Today, Michelle is enjoying her life, sending her two young boys off to school and running her own company. But when she thinks back to when she was 20 years old, she remembers telling her mom she didn’t know if she could go on living.
“I was totally tapped out, mentally, physically and spiritually,” Michelle said. “I remember telling my mom I just wanted to go to sleep and never wake up.”
Michelle was in the middle of her second battle with cancer. The first began when she was just 14, a fight against a rare form of leukemia that lasted 6 years. After two months of being cancer-free, Michelle started to notice incredible pain in her kidney, and doctors discovered she had Ewing sarcoma, a completely different form of cancer. She endured an eight hour surgery to remove her cancer-ridden kidney, and she was in the middle of a year of grueling chemotherapy when she felt like she couldn’t keep going.
“I couldn’t believe this was happening again, and I was really upset by what was going on with my body,” Michelle said. “I had just started college, I wanted to graduate and get a job and have kids – and in the hospital, in pain, it didn’t feel like I was going to be able to do any of those things.”
Michelle’s cancer was rare, and her situation was even rarer – doctors said they’d never seen this kind of cancer show up in a person’s kidney. Because of her unique case, doctors had no set protocol for her. After the surgery to remove the kidney, doctors recommended Michelle continue with a full year of chemotherapy to ensure that any remaining cancer cells were killed. Michelle made it through 11 months, and then said she just could not continue. Upon refusing her last month of treatment, she weighed 90 lbs and could barely walk. But she started to get this strange feeling – a feeling of peace.
“Something spoke to me, and I just started to feel this underlying peace. I started to believe that everything was going to be ok.”
And slowly, things did start to be ok. Michelle started recovering from almost a year of chemotherapy and worked toward taking her life back – her teenage and young adult years were stolen by cancer, and she was determined to create a life for herself as a survivor. Though she lived with difficult memories of her time in treatment, she started to see the hope she gave to those around her – and started feeling that hope herself.
“I would go back and visit the hospital and people would say things like, ‘We love seeing you here, you’re such a light to everybody,’” Michelle said. “So I started thinking ok, maybe I’m here for a reason. I’ve been through this twice and lived while other kids didn’t, so maybe I have a purpose here. Maybe there is hope for someone else.”

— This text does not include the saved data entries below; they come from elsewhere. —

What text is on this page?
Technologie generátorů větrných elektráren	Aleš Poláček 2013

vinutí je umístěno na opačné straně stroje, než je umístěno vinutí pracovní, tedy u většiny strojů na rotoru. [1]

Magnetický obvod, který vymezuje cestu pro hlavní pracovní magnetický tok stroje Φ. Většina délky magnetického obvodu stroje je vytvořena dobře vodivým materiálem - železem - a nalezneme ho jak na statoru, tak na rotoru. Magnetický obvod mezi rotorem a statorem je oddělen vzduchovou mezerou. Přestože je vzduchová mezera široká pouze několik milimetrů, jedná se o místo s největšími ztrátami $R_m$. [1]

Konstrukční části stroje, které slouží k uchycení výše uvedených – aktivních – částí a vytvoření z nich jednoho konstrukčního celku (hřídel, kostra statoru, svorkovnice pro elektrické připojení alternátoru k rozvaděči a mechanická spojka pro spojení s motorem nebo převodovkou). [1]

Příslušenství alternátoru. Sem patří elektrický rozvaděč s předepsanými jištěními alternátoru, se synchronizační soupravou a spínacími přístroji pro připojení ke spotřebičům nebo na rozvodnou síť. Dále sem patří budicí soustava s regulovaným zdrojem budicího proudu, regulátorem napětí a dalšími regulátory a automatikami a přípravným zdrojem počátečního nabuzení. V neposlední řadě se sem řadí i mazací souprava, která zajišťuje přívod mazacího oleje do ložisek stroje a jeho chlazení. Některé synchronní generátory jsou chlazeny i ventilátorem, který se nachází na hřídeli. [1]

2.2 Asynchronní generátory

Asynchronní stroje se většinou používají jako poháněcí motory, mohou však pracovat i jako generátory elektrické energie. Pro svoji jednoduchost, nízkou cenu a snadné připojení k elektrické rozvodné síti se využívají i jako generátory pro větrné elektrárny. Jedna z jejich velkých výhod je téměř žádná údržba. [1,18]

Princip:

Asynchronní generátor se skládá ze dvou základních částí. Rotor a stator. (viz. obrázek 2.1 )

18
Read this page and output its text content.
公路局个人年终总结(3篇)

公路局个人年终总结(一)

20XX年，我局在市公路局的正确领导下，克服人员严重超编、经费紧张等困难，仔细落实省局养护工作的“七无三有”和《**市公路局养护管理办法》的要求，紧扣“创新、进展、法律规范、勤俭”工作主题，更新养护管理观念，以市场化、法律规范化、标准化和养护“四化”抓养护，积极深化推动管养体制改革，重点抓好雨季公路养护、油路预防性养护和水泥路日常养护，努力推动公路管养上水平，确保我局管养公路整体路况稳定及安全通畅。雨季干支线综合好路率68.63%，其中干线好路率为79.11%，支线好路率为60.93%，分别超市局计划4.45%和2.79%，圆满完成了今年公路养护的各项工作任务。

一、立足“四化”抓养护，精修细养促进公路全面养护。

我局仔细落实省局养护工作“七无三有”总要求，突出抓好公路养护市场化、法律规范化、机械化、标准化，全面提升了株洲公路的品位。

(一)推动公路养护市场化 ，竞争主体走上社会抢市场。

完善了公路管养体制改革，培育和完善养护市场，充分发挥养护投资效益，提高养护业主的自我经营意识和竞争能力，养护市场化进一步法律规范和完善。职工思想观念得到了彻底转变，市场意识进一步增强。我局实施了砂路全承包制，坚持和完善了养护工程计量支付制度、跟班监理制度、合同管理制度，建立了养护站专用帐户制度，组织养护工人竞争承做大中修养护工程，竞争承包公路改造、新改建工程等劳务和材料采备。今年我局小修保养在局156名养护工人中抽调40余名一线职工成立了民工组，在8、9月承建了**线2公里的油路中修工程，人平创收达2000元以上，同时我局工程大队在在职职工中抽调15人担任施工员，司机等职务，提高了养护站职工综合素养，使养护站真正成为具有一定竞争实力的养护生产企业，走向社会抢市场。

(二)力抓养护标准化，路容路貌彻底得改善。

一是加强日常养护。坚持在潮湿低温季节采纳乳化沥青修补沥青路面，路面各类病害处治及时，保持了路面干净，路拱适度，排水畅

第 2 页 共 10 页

Michelle, who is now married with two sons, has only one person in her family, her uncle, who has encountered cancer. But it has been rare that she has really encountered any family members or close friends with cancer since she was treated decades ago. She says she still thinks about her experience often, and is in a place in her life where she wants to give back. She remembers how she felt in her toughest moments, and offers a piece of advice to kids and teens who are struggling to find peace in the nightmare that is cancer.
“If you’ve been on the receiving end of cancer, you know you can’t tell someone ‘you’re going to be OK,’ because they might not be. But you have to find something to grab onto. You almost need someone to tell you that this sucks, and it isn’t easy, but you have to keep moving and keep fighting,” she said. “And never feel guilty for being one of the ones who is making it through, because you give people hope.”